1- Vocation et vision vont ensemble et de façon très harmonieuse.

2- A chacun sa mission ! Il revient au politicien de faire de la politique, à l’enseignant d’enseigner, à l’étudiant d’étudier, au comédien de faire de la comédie,…. et au soldat d’être au front,…

3- La reconnaissance de notre mission personnelle n’a nullement besoin d’une révélation divine. Bien qu’elle puisse se présenter sous plusieurs formes, notre mission personnelle  doit se caractériser d’un idéal à suivre,  un objectif à atteindre, et un amour fort et solide pour ce que nous aspirons.

4- De la magnitude et la véracité de notre mission peuvent générer un sentiment de peur,  d’espoir et d’enthousiasme. Malgré le profil confus de notre mission, nous ne devons en aucune manière se départir de nos taches patriotiques.

5-Bien vrai que la traversée  puisse souvent apparaitre avec des hauts et des bas, la mission doit être continue, incontournable et intransférable a quelqu’un d’autre.

6- Être fidèle à notre mission n’est qu’un des moyens les plus nobles pour nous faire une sagesse de l’âme qui servira de source pour des décisions dignes de notre image Il n’y est plus de respectable et digne que de suivre notre propre mission. L’accomplissement de notre mission nécessite un engagement total et inconditionnel, qui ne peut s’effectuer que par amour de la dite mission. Ainsi, nous devons garder jalousement notre passion et continuer à la chérir  car elle pourra être source de grandeur.

7-Malgré la nature de notre mission, nous ne devons ni nous en démarquer, ni chercher du secours. Nous devons toujours suivre notre vocation, c’est la voie de l’honneur.

Manifestement, l’inventaire des différentes éventualités dans le cadre de la libération du nord nous rassure que le sort du Mali est dans ses propres mains. Du moins, Je dirais dans les mains de l’armée malienne après une déception infligée par L’ONU au peuple Malien, qu’allez-vous faire maintenant ?  Surtout que vous aviez tant crié  sur tous les toits afin d’avoir des soutiens ?

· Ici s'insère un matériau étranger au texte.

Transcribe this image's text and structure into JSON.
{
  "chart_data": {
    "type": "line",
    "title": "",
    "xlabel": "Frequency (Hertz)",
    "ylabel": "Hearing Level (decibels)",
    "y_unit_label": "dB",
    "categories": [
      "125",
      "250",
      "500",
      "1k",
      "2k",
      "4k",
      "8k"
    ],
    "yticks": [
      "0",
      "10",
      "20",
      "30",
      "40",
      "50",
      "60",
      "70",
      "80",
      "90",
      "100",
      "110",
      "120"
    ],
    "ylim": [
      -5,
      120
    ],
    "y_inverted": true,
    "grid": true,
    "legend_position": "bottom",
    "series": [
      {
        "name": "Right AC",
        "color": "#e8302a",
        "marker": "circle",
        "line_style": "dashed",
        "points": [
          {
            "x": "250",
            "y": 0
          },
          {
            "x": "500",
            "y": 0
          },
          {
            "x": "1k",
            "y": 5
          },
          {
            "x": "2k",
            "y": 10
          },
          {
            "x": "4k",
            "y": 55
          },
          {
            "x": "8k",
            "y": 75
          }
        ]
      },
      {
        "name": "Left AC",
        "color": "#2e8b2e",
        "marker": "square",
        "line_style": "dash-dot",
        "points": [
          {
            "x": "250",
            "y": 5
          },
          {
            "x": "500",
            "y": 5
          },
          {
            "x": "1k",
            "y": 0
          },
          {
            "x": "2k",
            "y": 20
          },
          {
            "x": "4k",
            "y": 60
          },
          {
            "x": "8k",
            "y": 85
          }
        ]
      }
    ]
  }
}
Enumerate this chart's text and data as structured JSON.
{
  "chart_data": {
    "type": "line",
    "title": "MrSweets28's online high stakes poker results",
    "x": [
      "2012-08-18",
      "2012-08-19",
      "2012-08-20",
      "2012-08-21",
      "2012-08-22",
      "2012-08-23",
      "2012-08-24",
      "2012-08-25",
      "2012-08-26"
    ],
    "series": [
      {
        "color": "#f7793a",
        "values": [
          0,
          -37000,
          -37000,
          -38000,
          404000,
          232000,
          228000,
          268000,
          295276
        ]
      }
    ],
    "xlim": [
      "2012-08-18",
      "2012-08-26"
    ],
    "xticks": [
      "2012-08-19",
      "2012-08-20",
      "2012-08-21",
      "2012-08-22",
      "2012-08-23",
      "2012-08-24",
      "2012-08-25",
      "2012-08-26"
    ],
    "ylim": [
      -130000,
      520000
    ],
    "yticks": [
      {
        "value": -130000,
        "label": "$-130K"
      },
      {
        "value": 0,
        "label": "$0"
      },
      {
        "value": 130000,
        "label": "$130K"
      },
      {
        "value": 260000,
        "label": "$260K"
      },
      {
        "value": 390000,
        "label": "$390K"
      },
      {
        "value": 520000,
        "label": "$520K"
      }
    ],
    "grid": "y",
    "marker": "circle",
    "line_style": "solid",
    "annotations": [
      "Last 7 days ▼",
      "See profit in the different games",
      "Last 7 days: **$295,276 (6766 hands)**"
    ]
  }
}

Au-delà de tout cela, il est important que vous vous rappeliez de ce que vous aviez promis au peuple. Ne soyez pas un habitué du pouvoir,  car il est faux et dissuasif. Et vos frères d’armes qui ont mal compris cette notion et tenu mordicus aux attributs du pouvoir,  ont soit terminé minables ou y ont péri. Les exemples les plus récents sont ceux du General ATT, Lieutenant-colonel Mamadou Tanja, Capitaine Moussa Dadis Camara, General Robert Gue, et le General Moussa Traore. Surtout, évitez de passer du soldat glorieux au soldat déchu ! Évitez de passer du soldat quasi-unanimement célèbre au soldat polémique ! Élevez-vous sans vous évader. Restez le soldat victorieux en vous illustrant dans la défense nationale, le bonheur du peuple et le salut de la république.

Mr Sanogo, l’armée doit  libérer nos terres car le peuple malien l’entretient et la  paye pour la défense nationale, non pas pour renforcer la complaisance de l’uniforme.Sachez que cette guerre n’est nullement  une simple guerre mais une guerre qui doit être vue à sa qualité intrinsèque. Une guerre qui servira à renforcer sinon ré-établir la grandeur du Mali, aussi bien une guerre qui sera vue comme une base pour la restitution des droits de l’individu et la remise au respect des valeurs et de la dignité de notre très cher pays. Non loin aussi, une guerre de domination ou un coup d’arrêt a aucune ethnie vers son épanouissement et ses moyens de progrès. Mais, cette guerre doit surtout être une guerre contre la demande d’Independence d’une minorité face à une majorité sédentaire non avisée et  ni consultée.